“Santità è l’unica parola che salva il Mistero nella sua realtà originale, nella sua realtà di origine di tutto e nella sua verità come capacità di vita di questa origine: ‘Vieni’ è il desiderio della santità, è l’attesa e la domanda della santità. Della santità, perché la santità è Dio. Ma la santità è Dio come Mistero, è il nesso che il mistero di Dio stabilisce più sensibilmente, più visibilmente, di fronte a ogni cosa, a ogni istante che si apre per noi. Santità: ‘Vieni, perché mi manca’. Mi manca: mi manchi e mi manca. La santità è tale proprio perché è Mistero. È la misteriosità di Dio che nella parola ‘santità’ si enuncia, si declina: in qualsiasi momento è considerabile. ‘Santità’ vuol dire abbandono a una Presenza che ci supera in tutti i sensi e che non è neanche legata alle possibilità che il Mistero ci dà di rispondere a quelle sollecitazioni a cui ci tende” (Appunti da una conversazione di Luigi Giussani con un gruppo di Memores Domini. Milano, 21 aprile 2002).
Non c’è tentativo di descrizione della santità più curioso di quello che don Giussani fece nel 2002, lui che – se Dio vuole – diventerà pure santo. Se soltanto potessimo rivivere, in una sorta di Jumanji, le vicende dei santi che oggi la Chiesa celebra, resteremmo stupiti nel vederli domandare e supplicare e insistentemente mendicare la presenza di Cristo. L’attività più serrata di questi uomini e donne, vecchi e bambini, colti e ignoranti, ricchi e poveri, acuti e semplici… fu proprio la domanda, che li rese bambini, li rese santi.

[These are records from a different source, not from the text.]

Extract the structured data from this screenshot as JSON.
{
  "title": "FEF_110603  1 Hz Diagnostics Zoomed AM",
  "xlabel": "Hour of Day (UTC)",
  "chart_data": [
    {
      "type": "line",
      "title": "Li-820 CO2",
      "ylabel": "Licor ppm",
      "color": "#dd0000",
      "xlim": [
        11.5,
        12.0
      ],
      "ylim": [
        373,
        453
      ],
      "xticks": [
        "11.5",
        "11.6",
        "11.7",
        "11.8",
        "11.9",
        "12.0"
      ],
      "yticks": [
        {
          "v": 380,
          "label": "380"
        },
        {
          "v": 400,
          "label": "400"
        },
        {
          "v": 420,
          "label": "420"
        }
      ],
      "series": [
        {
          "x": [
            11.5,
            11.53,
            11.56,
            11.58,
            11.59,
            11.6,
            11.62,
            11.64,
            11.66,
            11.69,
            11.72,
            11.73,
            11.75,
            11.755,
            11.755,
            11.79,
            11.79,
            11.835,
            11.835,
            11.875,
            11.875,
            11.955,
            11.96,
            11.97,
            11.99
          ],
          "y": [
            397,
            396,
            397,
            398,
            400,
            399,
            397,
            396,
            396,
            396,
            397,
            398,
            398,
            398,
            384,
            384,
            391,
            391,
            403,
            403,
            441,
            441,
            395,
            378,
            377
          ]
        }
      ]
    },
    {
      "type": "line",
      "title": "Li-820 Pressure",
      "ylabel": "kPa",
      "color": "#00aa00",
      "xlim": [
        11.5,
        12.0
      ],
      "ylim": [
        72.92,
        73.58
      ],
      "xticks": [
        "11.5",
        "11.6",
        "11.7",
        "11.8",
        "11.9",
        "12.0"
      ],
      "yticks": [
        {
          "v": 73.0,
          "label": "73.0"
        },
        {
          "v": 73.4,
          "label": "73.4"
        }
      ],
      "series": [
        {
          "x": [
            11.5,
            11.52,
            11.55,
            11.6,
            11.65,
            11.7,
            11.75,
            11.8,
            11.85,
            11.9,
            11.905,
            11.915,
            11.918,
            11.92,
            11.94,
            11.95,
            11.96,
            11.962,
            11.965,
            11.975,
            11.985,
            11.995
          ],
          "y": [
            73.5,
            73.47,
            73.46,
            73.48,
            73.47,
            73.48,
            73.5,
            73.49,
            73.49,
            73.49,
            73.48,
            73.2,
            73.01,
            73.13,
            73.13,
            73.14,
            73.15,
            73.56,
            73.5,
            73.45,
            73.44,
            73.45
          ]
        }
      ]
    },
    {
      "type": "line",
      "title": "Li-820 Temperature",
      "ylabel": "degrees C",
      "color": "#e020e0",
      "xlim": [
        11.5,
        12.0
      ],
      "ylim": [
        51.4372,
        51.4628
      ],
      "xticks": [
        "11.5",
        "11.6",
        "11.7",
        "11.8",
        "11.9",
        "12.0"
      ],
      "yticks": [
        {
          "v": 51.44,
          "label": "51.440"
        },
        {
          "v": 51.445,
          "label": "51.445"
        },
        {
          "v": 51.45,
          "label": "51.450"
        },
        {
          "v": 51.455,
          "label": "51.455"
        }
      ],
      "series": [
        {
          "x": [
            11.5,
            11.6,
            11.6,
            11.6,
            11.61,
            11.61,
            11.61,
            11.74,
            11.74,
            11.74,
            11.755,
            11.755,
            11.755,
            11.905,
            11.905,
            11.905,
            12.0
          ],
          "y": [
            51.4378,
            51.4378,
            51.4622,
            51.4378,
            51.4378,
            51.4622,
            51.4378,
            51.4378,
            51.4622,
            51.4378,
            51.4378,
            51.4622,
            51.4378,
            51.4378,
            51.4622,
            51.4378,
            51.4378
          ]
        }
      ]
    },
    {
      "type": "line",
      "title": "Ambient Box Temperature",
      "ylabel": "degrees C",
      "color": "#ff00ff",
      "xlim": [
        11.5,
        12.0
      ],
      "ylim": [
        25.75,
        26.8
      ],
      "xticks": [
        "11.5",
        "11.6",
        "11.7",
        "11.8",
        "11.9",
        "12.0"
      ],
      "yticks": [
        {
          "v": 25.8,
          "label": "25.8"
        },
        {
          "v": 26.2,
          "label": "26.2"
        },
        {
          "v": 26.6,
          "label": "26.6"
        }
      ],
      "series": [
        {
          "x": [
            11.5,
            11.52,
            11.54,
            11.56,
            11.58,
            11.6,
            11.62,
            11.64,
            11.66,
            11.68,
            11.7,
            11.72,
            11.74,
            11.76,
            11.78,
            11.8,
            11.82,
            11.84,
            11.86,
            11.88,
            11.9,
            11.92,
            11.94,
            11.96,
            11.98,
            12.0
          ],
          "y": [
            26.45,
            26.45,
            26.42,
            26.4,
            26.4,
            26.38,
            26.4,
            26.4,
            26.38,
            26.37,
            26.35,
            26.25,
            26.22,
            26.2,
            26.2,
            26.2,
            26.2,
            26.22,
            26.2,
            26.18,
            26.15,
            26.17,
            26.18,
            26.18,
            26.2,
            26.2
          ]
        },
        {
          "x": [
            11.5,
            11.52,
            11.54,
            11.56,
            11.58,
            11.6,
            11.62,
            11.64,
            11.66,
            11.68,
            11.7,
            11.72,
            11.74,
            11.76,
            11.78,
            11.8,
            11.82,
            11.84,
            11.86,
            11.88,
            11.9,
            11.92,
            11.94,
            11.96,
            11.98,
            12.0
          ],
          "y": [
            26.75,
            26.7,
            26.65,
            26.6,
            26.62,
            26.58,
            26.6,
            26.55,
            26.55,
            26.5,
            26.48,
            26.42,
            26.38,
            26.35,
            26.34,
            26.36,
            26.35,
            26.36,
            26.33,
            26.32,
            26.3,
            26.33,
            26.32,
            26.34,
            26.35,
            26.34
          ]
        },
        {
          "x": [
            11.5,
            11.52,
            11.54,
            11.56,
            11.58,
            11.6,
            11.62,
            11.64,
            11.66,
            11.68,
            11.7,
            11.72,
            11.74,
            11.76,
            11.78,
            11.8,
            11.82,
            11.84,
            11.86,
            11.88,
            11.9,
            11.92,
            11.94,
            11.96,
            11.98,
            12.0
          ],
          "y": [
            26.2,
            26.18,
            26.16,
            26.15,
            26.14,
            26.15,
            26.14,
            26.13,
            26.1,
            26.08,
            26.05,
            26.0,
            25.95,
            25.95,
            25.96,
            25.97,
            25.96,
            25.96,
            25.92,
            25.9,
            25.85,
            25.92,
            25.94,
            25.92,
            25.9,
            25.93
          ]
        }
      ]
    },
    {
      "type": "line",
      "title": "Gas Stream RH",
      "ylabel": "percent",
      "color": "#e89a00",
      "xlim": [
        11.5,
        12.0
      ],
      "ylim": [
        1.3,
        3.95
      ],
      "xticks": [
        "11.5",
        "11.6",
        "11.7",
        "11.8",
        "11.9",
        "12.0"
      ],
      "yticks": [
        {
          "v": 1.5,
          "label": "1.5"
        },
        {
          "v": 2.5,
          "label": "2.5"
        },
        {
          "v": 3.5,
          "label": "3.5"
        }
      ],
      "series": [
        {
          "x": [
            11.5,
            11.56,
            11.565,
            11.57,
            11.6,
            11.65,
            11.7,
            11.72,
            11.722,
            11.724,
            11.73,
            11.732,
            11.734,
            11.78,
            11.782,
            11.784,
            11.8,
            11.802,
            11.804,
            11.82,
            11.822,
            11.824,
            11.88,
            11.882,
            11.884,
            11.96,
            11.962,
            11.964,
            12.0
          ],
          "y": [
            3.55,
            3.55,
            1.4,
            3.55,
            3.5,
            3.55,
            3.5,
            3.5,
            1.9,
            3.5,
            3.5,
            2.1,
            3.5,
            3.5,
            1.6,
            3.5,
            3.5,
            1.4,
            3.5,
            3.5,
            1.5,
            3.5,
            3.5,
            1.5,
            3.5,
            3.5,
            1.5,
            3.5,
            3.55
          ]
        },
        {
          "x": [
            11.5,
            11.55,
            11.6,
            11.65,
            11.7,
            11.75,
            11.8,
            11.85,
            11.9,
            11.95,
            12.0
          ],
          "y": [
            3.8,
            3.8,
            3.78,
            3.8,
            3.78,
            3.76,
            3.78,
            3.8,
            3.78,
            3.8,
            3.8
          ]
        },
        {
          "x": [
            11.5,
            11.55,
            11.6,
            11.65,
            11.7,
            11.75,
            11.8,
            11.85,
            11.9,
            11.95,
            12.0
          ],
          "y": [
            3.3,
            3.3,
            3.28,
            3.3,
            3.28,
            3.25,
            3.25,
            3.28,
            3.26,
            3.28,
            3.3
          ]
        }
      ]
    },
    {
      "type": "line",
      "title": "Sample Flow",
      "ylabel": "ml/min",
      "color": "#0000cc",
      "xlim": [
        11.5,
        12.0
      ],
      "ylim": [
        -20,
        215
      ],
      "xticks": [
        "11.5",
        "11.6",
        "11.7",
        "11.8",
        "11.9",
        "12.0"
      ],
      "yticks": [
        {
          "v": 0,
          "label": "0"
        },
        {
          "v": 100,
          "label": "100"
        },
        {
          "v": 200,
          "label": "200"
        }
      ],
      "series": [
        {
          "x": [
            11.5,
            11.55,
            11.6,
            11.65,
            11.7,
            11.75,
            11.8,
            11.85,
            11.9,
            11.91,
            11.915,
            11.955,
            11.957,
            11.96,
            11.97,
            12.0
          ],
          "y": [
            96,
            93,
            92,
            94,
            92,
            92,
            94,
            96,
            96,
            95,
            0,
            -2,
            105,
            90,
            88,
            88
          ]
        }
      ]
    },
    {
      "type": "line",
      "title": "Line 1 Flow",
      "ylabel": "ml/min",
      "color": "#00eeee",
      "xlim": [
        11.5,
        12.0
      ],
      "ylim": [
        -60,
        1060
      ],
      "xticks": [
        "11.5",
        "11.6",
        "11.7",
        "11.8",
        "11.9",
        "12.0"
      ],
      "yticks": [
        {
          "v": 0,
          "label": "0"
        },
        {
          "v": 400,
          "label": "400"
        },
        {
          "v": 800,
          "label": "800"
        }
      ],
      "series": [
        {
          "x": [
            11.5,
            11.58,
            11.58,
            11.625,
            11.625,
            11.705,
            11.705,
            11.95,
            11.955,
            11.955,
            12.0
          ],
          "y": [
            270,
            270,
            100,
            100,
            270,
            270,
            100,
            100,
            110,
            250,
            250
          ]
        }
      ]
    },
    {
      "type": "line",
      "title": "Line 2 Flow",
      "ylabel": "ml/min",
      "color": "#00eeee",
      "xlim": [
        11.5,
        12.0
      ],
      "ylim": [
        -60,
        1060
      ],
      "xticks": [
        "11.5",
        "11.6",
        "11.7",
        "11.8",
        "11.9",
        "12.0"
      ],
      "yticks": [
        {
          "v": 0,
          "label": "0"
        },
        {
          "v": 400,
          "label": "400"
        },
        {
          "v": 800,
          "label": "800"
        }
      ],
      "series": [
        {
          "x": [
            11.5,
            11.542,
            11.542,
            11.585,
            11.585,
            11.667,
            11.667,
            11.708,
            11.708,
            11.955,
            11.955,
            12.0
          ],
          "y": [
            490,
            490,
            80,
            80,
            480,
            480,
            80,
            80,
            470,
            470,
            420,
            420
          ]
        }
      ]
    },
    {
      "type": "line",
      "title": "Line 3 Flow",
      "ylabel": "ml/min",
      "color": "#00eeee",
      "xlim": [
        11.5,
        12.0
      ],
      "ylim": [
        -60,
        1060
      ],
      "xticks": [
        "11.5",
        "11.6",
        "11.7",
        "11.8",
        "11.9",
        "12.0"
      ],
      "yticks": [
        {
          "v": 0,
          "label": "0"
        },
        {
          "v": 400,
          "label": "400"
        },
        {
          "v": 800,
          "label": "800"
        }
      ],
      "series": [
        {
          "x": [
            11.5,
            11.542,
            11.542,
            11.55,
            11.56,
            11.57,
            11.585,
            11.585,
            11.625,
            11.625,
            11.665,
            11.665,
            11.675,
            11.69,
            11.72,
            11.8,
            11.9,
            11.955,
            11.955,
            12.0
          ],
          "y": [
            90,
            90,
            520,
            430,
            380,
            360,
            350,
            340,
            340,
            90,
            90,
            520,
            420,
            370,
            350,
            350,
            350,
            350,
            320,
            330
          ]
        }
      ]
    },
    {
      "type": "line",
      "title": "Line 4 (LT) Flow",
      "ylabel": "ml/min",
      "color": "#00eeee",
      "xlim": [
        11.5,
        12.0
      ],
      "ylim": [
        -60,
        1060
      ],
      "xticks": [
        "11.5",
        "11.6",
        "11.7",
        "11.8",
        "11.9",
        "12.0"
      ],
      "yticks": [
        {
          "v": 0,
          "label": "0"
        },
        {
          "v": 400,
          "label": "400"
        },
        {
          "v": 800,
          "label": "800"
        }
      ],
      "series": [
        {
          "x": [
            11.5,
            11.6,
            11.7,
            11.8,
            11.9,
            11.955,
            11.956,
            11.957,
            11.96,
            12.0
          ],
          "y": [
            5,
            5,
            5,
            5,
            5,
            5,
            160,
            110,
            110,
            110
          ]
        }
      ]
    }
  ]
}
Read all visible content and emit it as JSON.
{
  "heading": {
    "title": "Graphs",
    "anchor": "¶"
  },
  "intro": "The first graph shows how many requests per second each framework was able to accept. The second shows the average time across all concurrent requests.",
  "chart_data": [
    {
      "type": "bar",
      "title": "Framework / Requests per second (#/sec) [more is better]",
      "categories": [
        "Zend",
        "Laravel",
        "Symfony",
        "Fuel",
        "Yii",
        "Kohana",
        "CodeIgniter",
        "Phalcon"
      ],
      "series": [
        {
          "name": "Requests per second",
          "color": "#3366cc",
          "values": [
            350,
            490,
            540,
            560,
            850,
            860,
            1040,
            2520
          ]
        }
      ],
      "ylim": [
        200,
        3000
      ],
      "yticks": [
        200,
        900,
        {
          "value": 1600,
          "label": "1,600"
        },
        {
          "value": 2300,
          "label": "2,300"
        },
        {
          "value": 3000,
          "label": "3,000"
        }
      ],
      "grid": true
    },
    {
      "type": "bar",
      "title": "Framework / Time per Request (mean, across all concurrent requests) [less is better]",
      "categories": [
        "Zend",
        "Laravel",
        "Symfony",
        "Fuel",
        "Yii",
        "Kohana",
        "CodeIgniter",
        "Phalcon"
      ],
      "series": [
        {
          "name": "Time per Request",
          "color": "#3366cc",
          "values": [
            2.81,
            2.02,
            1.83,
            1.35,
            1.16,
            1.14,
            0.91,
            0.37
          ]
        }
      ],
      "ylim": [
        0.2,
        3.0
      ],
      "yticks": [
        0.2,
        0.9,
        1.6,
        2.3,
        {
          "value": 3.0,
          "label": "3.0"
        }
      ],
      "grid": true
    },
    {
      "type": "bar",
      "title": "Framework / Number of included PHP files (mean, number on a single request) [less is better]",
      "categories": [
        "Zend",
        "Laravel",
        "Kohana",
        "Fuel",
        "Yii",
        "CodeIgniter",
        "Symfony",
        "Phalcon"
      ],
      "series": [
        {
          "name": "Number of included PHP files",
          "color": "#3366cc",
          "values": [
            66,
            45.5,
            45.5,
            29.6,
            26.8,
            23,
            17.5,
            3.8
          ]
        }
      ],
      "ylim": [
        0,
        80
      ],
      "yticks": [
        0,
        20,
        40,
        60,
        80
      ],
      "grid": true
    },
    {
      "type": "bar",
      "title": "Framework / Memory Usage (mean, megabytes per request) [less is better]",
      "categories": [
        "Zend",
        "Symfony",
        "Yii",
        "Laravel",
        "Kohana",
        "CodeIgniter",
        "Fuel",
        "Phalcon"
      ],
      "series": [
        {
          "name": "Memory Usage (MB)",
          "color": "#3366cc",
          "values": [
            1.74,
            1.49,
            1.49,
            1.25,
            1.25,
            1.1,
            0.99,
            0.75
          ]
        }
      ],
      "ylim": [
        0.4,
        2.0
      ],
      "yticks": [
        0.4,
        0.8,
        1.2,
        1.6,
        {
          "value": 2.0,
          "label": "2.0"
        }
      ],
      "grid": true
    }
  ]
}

“Vieni, perché mi manca” è la sintesi geniale che don Giussani intuisce di quel loro domandare. Nulla impedisce che possa diventare anche il nostro domandare. Distratti come siamo dalla realizzazione dei nostri progetti, dal convincere l’altro circa le nostre posizioni, dal non uscire di scena sui nostri improvvisati palcoscenici, dal ripetere affannosamente i discorsi giusti, abbiamo bisogno che irrompa quella domanda infuocata e vera: “Vieni, perché mi manca. Mi manchi e mi manca”. Quando mai siamo stati educati a vivere la santità, cioè il fiorire della vita, come il grido per una mancanza?
Eppure il Vangelo è pieno di fatti che documentano come Cristo, con la sua sola presenza, sia in grado di risvegliare tutto il nostro io nei suoi bisogni più originali, partendo proprio da ciò che manca al corpo e al cuore. Amico e compagno del nostro umano, non si schioda mai da ciò che veramente ci costituisce e sorprende sempre i meandri più segreti della storia, come scrisse santa Teresa Benedetta della Croce: “Nella notte più oscura sorgono i più grandi profeti e i santi. Tuttavia, la corrente vivificante della vita mistica rimane invisibile. Sicuramente gli avvenimenti decisivi della storia del mondo sono stati essenzialmente influenzati da anime sulle quali nulla viene detto nei libri di storia. E quali siano le anime che dobbiamo ringraziare per gli avvenimenti decisivi della nostra vita personale, è qualcosa che sapremo soltanto nel giorno in cui tutto ciò che è nascosto sarà svelato” (Verborgenes Leben und Epiphanie: GW XI, 145). In questa invisibilità c’è posto per tutti i dettagli della nostra vita, che resta la grande occasione che abbiamo per domandare, per gridare: “Vieni, perché mi manchi”.